Behavioural/social symptoms of anorexia:

  • Drastically limiting the amount that you eat and drink
  • Obsessively counting calories, checking food labels and weighing out food portions
  • Having a list of foods that you won’t allow yourself to eat
  • Weighing yourself over and over again
  • Exercising excessively in an attempt to burn off calories
  • Making yourself sick after eating
  • Taking laxatives or diuretics (medication that removes fluid from the body)
  • Visiting pro-anorexia (pro-‘ana’) websites or social media platforms
  • Carrying out certain rituals when you eat such as only using certain plates/cutlery, separating food groups on your plate, chewing a certain number of times, chewing food and then spitting it out, or cutting your food into tiny pieces
  • Denying that you have a problem, both to yourself and others
  • Throwing food away and telling people that you have eaten it
  • Making excuses/lying for not eating such as “I’m not hungry”, “I don’t feel very well”, or “I’ve already eaten”
  • Telling people that you are vegetarian or wheat/lactose intolerant so that you can avoid eating more food groups and calories
  • Telling people that they are being too dramatic about your eating habits
  • Blaming your unhealthy eating habits on other people or situations in your life, such as “I don’t have time to eat at work because I’m so busy”
  • Wearing baggy clothes to conceal your thinning frame
  • Not wanting to meet with family and friends in order to avoid eating, or answering questions about your eating habits, resulting in social isolation

What are the long-term effects of anorexia nervosa?

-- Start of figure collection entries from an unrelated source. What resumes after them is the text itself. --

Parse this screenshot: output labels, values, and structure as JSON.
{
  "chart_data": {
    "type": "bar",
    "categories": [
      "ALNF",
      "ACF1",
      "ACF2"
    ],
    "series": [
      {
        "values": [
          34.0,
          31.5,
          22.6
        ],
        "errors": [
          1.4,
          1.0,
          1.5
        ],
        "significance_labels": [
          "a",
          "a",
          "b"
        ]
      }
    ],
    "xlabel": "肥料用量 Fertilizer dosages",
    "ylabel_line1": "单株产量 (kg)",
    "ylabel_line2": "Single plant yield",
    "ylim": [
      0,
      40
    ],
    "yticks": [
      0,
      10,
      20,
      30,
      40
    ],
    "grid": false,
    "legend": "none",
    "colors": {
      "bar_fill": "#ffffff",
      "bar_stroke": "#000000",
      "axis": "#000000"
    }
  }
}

Without timely, professional treatment, anorexia can result in a number of devastating long-term health problems, including:

  • Problems with bones, hair and teeth due to a lack of calcium and other vital nutrients within your diet
  • Heart and kidney problems - this is due to a lack of vital nutrients and low calorie intake, which puts pressure on the heart
  • Seizures
  • Infertility in women
  • Organ failure and subsequent death
  • Damage to the heart caused by irregular and low heart rates
  • Growth retardation
  • Blood problems caused by a reduced count in red and white blood cells
  • Risk of bone fractures due to osteoporosis and osteopenia

Causes of anorexia

The causes of anorexia are not fully understood. There seems to be no single trigger for the condition; a number of factors are involved:

  • Social pressure –in the Western world, great emphasis is placed on physical appearance and the media, the fashion industry and the film industry combine to create the impression that being thin is attractive. This leads to many young girls dieting to ensure that they are thin and therefore "acceptable". Some activities, like ballet and gymnastics, also require participants to have slight physiques so that those who take part feel compelled to be thin.
  • Stressful events –anorexia can be triggered by traumatic events. The death of someone close, a marriage break-up, examinations, loss of a job and even the onset of puberty can bring on anorexic episodes.
  • Genetics –research suggests that those who have a parent or sibling who is anorexic have a higher probability than others of becoming anorexic too.
  • Imbalance of chemicals in the brain –studies have found that some anorexics have an imbalance in chemicals in those parts of the brain that control appetite and digestion, emotion and risk and reward responses.
  • Environment –difficult personal relationships, living in a dysfunctional family and a history of abuse or bullying may also contribute to an individual becoming anorexic.